Notwithstanding anything to the contrary contained in this Lock-Up Agreement, during the Lock-Up Period, the undersigned may, without the consent of NBF: (i) transfer, sell or tender any or all of the Locked-Up Securities pursuant to a take-over bid (as defined in the Securities Act (Alberta)) or any other transaction, including, without limitation, a merger, arrangement or amalgamation, involving a change of control of the Corporation (provided that all Locked-Up Securities not transferred, sold or tendered remain subject to this undertaking) and provided further that it shall be a condition of transfer that if such take-over bid or other transaction is not completed, any Locked-Up Securities subject to this undertaking shall remain subject to the restrictions in this Lock-Up Agreement; (ii) transfer any or all of the Locked-Up Securities to any nominee or custodian where there is no change in beneficial ownership; (iii) to satisfy any tax withholdings related to awards under Corporation’s long term incentive plan; (iv) for tax planning purposes, including in connection with charitable activities or with a trust whose sole beneficiaries are related parties of the undersigned who agree to be bound by the terms hereof, or (v) pursuant to a pledge as security for indebtedness owing to a bona fide lender and/or any sale of the securities upon such lender realizing on such security.


   January 7, 2021

 

The undersigned hereby represents and warrants that the undersigned has full power and authority to enter into this Lock-Up Agreement and that, upon the reasonable request of the Underwriters, the undersigned will execute any additional documents necessary or desirable in connection with the enforcement of this Lock-Up Agreement. This Lock-Up Agreement is irrevocable and shall be binding upon the heirs, legal representatives, successors and assigns of the undersigned.

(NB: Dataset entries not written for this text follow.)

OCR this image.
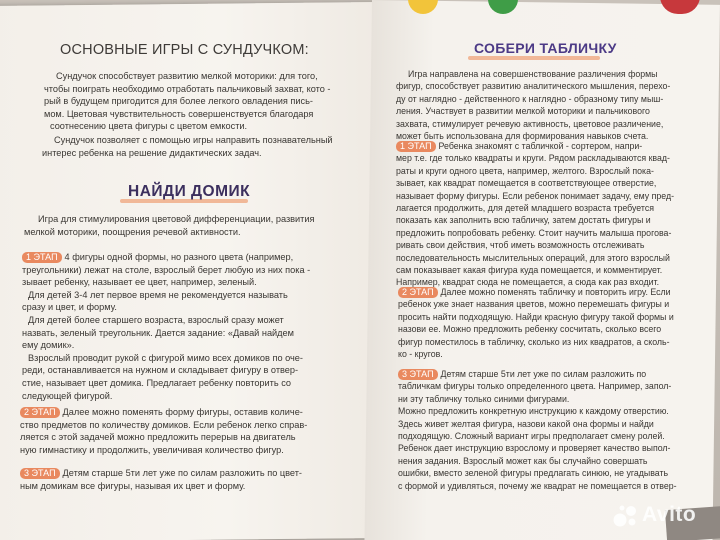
ОСНОВНЫЕ ИГРЫ С СУНДУЧКОМ:

Сундучок способствует развитию мелкой моторики: для того,

чтобы поиграть необходимо отработать пальчиковый захват, кото -

рый в будущем пригодится для более легкого овладения пись-

мом. Цветовая чувствительность совершенствуется благодаря

соотнесению цвета фигуры с цветом емкости.

Сундучок позволяет с помощью игры направить познавательный

интерес ребенка на решение дидактических задач.

НАЙДИ ДОМИК

Игра для стимулирования цветовой дифференциации, развития

мелкой моторики, поощрения речевой активности.

1 ЭТАП 4 фигуры одной формы, но разного цвета (например,

треугольники) лежат на столе, взрослый берет любую из них пока -

зывает ребенку, называет ее цвет, например, зеленый.

Для детей 3-4 лет первое время не рекомендуется называть

сразу и цвет, и форму.

Для детей более старшего возраста, взрослый сразу может

назвать, зеленый треугольник. Дается задание: «Давай найдем

ему домик».

Взрослый проводит рукой с фигурой мимо всех домиков по оче-

реди, останавливается на нужном и складывает фигуру в отвер-

стие, называет цвет домика. Предлагает ребенку повторить со

следующей фигурой.

2 ЭТАП Далее можно поменять форму фигуры, оставив количе-

ство предметов по количеству домиков. Если ребенок легко справ-

ляется с этой задачей можно предложить перерыв на двигатель

ную гимнастику и продолжить, увеличивая количество фигур.

3 ЭТАП Детям старше 5ти лет уже по силам разложить по цвет-

ным домикам все фигуры, называя их цвет и форму.

СОБЕРИ ТАБЛИЧКУ

Игра направлена на совершенствование различения формы

фигур, способствует развитию аналитического мышления, перехо-

ду от наглядно - действенного к наглядно - образному типу мыш-

ления. Участвует в развитии мелкой моторики и пальчикового

захвата, стимулирует речевую активность, цветовое различение,

может быть использована для формирования навыков счета.

1 ЭТАП Ребенка знакомят с табличкой - сортером, напри-

мер т.е. где только квадраты и круги. Рядом раскладываются квад-

раты и круги одного цвета, например, желтого. Взрослый пока-

зывает, как квадрат помещается в соответствующее отверстие,

называет форму фигуры. Если ребенок понимает задачу, ему пред-

лагается продолжить, для детей младшего возраста требуется

показать как заполнить всю табличку, затем достать фигуры и

предложить попробовать ребенку. Стоит научить малыша прогова-

ривать свои действия, чтоб иметь возможность отслеживать

последовательность мыслительных операций, для этого взрослый

сам показывает какая фигура куда помещается, и комментирует.

Например, квадрат сюда не помещается, а сюда как раз входит.

2 ЭТАП Далее можно поменять табличку и повторить игру. Если

ребенок уже знает названия цветов, можно перемешать фигуры и

просить найти подходящую. Найди красную фигуру такой формы и

назови ее. Можно предложить ребенку сосчитать, сколько всего

фигур поместилось в табличку, сколько из них квадратов, а сколь-

ко - кругов.

3 ЭТАП Детям старше 5ти лет уже по силам разложить по

табличкам фигуры только определенного цвета. Например, запол-

ни эту табличку только синими фигурами.

Можно предложить конкретную инструкцию к каждому отверстию.

Здесь живет желтая фигура, назови какой она формы и найди

подходящую. Сложный вариант игры предполагает смену ролей.

Ребенок дает инструкцию взрослому и проверяет качество выпол-

нения задания. Взрослый может как бы случайно совершать

ошибки, вместо зеленой фигуры предлагать синюю, не угадывать

с формой и удивляться, почему же квадрат не помещается в отвер-

Avito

This Lock-Up Agreement shall be governed by and construed in accordance with the laws of the Province of Alberta and the federal laws of Canada applicable in the Province of Alberta, without reference to conflicts of laws.

This Lock-Up Agreement constitutes the entire agreement and understanding between and among the parties with respect to the subject matter of this Lock-Up Agreement and supersedes any prior agreement, representation or understanding with respect to such subject matter.

This Lock-Up Agreement has been entered into on the date first written above.